The results of my effort is shown to the right. Beware! This large (450KB) composite image will take a while to view if you do not have a high speed data connection. The image is actually thinned down considerably from the 5MB original, so the excellent quality of these ASTER images can only be imagined until you try this yourself. I have provided a detail in the next image to the right to give an impression of the resolution provided by this data. Although coarse by modern standards (commercial IKONOS images are about 1m resolution) ASTER VNIR imagery at 15m is quite good and in fact would have been considered cutting-edge (and very expensive to buy) just a few years ago.)
This image is just chock-full of interesting features and would take another entire article to analyze fully. The impressive detail should be apparent to even a cursory inspection. It could be improved with redeye correction using BANDPASS but I kind of liked it as is, so I decided against further processing for now.

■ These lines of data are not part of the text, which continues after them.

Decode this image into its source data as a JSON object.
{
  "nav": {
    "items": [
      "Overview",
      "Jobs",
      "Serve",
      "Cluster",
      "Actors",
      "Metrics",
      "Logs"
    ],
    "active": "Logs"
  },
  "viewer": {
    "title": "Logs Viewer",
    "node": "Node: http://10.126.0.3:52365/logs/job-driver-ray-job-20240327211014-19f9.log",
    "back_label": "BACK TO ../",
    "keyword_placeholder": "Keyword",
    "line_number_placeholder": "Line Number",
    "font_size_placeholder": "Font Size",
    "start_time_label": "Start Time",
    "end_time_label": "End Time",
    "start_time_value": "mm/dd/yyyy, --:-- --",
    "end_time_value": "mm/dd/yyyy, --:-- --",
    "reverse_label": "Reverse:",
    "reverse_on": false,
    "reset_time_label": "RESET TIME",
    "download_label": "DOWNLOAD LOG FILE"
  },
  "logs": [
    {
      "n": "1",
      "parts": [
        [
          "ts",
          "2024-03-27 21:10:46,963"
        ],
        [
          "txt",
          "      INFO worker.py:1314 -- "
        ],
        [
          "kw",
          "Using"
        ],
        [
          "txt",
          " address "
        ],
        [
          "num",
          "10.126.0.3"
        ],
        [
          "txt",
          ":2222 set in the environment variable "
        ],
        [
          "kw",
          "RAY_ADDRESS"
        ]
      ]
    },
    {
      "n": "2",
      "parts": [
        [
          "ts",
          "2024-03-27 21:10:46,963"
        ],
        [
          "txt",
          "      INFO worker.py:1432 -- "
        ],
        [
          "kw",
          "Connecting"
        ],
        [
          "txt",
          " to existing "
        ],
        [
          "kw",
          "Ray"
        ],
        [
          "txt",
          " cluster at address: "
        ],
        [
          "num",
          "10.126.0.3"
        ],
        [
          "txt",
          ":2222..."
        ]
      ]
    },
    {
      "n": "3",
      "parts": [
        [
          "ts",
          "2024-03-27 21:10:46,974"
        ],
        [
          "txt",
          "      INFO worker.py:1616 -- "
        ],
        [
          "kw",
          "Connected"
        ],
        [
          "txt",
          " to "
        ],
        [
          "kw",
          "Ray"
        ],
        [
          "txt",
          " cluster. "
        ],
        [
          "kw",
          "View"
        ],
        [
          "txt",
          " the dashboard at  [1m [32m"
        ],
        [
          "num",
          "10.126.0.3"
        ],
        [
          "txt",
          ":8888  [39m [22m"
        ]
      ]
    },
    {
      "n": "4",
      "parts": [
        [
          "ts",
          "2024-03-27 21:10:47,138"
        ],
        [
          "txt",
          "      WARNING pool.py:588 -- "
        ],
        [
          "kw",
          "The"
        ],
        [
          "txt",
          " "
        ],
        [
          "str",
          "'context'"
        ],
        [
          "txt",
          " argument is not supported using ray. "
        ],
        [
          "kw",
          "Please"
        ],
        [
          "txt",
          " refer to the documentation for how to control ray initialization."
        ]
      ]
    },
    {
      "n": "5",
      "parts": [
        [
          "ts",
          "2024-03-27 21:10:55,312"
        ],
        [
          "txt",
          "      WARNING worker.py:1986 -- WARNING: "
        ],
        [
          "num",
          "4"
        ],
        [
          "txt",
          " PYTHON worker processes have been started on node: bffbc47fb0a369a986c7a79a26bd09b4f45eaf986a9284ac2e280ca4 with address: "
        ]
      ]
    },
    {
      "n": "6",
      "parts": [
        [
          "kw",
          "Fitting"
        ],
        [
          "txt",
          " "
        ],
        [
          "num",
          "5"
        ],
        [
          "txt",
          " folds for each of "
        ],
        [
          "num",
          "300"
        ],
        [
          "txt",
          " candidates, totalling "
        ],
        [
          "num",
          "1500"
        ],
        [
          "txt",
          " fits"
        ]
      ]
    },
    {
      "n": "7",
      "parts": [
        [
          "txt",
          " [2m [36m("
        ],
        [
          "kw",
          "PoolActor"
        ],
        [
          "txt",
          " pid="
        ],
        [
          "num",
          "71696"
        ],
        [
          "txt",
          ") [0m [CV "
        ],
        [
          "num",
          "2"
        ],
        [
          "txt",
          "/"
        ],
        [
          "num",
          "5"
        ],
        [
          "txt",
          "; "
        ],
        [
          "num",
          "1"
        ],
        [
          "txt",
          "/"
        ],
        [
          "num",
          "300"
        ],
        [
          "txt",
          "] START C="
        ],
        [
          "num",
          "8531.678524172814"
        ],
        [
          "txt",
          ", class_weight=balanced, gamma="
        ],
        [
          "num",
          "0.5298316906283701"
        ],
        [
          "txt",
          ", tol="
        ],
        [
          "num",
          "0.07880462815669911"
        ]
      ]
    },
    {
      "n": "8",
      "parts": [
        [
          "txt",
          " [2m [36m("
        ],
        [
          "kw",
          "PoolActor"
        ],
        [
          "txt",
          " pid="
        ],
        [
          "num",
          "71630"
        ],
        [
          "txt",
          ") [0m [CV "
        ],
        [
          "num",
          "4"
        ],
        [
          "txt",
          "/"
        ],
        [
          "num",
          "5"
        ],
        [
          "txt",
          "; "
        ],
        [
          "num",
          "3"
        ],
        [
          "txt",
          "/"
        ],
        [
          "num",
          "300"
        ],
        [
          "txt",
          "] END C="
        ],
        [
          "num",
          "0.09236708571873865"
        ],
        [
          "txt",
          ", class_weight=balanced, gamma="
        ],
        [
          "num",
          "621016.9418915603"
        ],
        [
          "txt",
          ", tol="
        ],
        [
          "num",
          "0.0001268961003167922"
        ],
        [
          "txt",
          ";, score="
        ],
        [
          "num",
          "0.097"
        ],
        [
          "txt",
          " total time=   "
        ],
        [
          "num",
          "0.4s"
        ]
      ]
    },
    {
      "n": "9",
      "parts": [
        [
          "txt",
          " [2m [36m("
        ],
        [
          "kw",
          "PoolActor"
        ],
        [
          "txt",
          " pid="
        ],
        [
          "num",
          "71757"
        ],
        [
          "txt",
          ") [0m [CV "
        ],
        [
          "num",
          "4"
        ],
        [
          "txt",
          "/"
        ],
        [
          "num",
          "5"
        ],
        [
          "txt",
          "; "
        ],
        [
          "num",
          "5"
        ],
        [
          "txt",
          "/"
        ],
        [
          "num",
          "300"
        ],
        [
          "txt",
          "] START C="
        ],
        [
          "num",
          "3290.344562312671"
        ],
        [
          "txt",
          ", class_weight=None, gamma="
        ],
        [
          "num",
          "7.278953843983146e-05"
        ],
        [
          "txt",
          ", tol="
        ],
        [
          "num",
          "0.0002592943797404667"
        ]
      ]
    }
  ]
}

A second close-up of the water body and inlet river are shown in the image to the lower right. I believe this is the Chatt Melghir reservior south of Beskra. If you do not have a broadband connection, I recommend looking at this instead of the large one. The colors, although close to natural, are still false. This allows the sediment dispersion into the reservoir to be seen clearly. Note also the abundance of man-made features such as field boundaries for example.
This article has provided a brief introduction to the impressive world of ASTER L1A/L1B imagery. Although the images are close to natural, they are decidedly false-color. What is needed to produce accurate color images is sensor bands in the visible spectrum with channels in the red, green and blue wavelengths. Such data is available in the MISR product. We have also not solved the problem we set out to investigate, namely the creation of digital terrain models using L1A overlays and ASTER DEM data. These will be subjects for upcoming articles.
Sadly, effective August 12, 2002 LP-DAAC has started charging USD $60 for formerly free ASTER L1A/L1B images. United States citizens who feel as I do that after paying with our tax dollars for the satellite, launching the satellite, maintaining the groundstation, processing the data and administering the database where the data is archived that perhaps we already own the data may wish to contact LP-DAAC at email@example.com to express this opinion.
Update, March 3, 2006 FREE ASTER L1A/L1B images are available in .tif format at the the GLCF ASTER L1A L1B website. Since the data is archived in .tif format, it is not necessary to convert from .hdf using Multispec as described in this article. Just pick up the technique after the conversion step to use these files as described in the article.